Monica Burrow
Original Art from BC and Beyond

Blog - A Palette of Ideas - on being an artist

(posted on 13 Aug 2017)

It's been a month of extraordinary heat and no rain, with over a week of smoke filled skies that looked like a tube of Golden's Titan Buff. Two days ago the heat broke, we began to see a faint hint of Prussian Blue to the sky and then the clouds showed up. I saw a star at night and the moon was a normal colour.

Painting was a way to pass the hours, but motivation at a humidex of over 30 degrees can be an elusive thing. 

Yesterday the rain moved in at 10pm and we got a good overnight soaking. The first rain since July 21 when we had a few drops.

The best thing I could do for my studio in July, was to look around and see what could be thinned. I once took a workshop from a woman who said if she was blocked, she would tidy her surfaces and creativity followed. Some people need to have a lovely layered chaotic space where they know the whereabouts of each item in the layers of detritus and sediment, while I work better with spaces between the bits of visual chaos. Calm areas that make me feel productive.

In 2010 I came into possession of three large canvasses.  A 24 x 36, a 30 x 40 and a 28 x 40. I used the 24 x 36 to paint "Pumpkin Time on Westham Island" (which can be seen in the gallery Sold and Archived Works). It went on to win a spot in a competition in our Guild, it won an Envision Credit Union Category Prize in a local art show, and went on to sell on the last day of the show.

The other two canvasses stayed in the studio waiting to receive the  right image. Somehow clients never chose the size, canvasses that large have to be something that is live-able for more than just myself, and then there was the empty white canvas intimidation factor.

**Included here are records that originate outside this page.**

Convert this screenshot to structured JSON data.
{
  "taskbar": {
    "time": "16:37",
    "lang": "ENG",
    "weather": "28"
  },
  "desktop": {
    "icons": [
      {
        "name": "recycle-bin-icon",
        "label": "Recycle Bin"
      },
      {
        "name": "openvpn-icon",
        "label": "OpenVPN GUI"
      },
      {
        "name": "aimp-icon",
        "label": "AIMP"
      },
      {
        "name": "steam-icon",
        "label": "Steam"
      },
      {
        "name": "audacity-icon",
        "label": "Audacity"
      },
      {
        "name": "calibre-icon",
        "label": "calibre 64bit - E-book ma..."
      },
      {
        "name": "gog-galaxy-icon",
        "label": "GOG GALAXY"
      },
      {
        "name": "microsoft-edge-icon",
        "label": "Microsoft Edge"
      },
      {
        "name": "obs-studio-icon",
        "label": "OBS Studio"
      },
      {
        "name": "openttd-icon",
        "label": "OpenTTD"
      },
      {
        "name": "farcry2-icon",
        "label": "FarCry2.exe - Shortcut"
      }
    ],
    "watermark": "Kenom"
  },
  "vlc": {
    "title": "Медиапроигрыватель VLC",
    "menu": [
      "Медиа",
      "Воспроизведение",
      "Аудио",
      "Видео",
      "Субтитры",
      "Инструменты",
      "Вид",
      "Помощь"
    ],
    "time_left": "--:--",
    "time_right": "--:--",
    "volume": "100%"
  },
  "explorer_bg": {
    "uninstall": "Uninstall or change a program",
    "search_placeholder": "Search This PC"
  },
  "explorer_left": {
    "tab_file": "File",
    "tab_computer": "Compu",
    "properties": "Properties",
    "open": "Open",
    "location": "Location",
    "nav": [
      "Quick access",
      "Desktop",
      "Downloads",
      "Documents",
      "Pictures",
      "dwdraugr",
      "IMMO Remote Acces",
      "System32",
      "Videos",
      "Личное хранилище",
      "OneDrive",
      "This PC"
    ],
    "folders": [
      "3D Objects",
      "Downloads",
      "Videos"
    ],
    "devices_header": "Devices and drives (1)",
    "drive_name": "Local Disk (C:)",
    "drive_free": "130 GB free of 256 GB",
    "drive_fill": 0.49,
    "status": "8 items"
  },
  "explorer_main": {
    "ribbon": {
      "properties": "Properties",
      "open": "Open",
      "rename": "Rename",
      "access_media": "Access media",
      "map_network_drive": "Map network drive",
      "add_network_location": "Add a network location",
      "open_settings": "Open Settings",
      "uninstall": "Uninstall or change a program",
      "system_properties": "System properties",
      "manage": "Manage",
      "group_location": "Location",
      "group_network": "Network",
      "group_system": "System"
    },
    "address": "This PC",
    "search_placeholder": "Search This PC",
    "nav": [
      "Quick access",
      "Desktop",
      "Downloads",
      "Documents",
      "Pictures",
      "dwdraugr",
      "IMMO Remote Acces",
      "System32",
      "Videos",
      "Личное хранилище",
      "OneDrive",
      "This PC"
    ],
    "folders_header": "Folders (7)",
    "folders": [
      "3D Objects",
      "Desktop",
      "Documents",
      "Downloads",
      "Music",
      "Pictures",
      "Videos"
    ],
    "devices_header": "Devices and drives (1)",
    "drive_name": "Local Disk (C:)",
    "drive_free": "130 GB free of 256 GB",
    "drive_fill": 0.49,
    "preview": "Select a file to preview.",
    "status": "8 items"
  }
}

One day this past month I realized that they were taking up mental as well a physical space in my studio and one day I sent out an email to fellow artists I know who like to paint big, put a good price of 30% of the orig. pre tax value on the two as they had been no cost to me, and within an hour had four artists willing to take them off my hands. By supper time they were gone and I had the equivalent of two tubes of paint I would definitely use in my wallet!

Last week I was sorting through some knitting wool that was taking up a drawer in the corner of the studio while other items remained homeless and distracting on the floor. As I opened another drawer, I noticed a tray of coloured acrylic inks I was given once. At the time  I thought they would be very inspirational. In over ten years they never made it out of the drawer! Sent out an email to fellow artists I know who I thought might find them useful and within an hour I had someone who works in illustration, and does the most beautiful detailed fine work with ink, reply. She was thrilled to the extent of 3 exclamation points in her query about whether they were still available. Within a day the inks were in her studio where they WILL be used.

The feeling of weight, relief and freedom I feel when this happens contributes directly to my enjoyment of a tidier studio where I will feel more productive. The enthusiasm of the other party is infectious. Things I won't even miss out the door, leaving room in head and heart for a more creative space. It's something i highly recommend.